In late 1981, Jean Chrysler suffered a stroke that led first to her hospitalization and then tragically to her death on January 26, 1982. She was sixty years old. Walter was devastated by her sudden passing, her family and friends stunned and grief-stricken. She was buried in the Chrysler family mausoleum in Sleepy Hollow Cemetery near Tarrytown, New York. Walter was interred alongside her six years later. Though the two were laid to rest in New York, they created a vibrant, living memorial to their passionate love of art at the top of The Hague in Norfolk. We invite you to visit the Chrysler Museum of Art and enjoy the extraordinary collections that Walter bestowed on it and that have inspired a vibrant half-century of growth. But as you marvel at the masterpieces, don’t forget that it was Jean who brought them all home.

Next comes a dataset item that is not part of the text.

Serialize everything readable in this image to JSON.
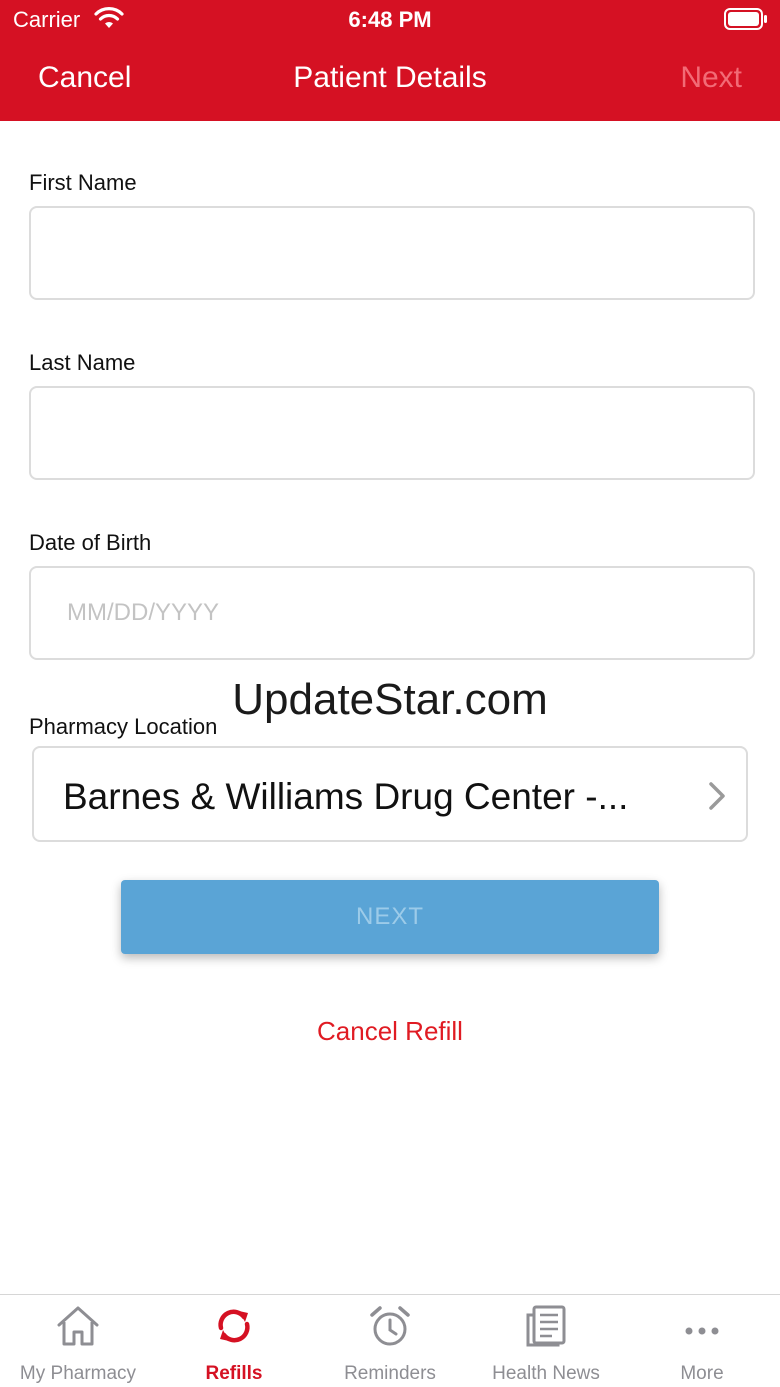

**For a full account of Jean Outland Chrysler’s life, see particularly Peggy Earle’s excellent Legacy: Walter Chrysler Jr., and The Untold Story of Norfolk’s Chrysler Museum of Art, University of Virginia Press, Charlottesville and London, 2008; Jefferson C. Harrison et al., Collecting with Vision: Treasures from the Chrysler Museum of Art, D. Giles Limited, London, 2007; William S. Rodner, “Jean Esther Outland Chrysler (1921-1982), Dictionary of Virginia Biography, Library of Virginia, Richmond, vol. 30, 2006, pp. 238-239; and Vincent Curcio, Chrysler: The Life and Times of an Automotive Genius, Oxford University Press, Oxford and New York, 2000.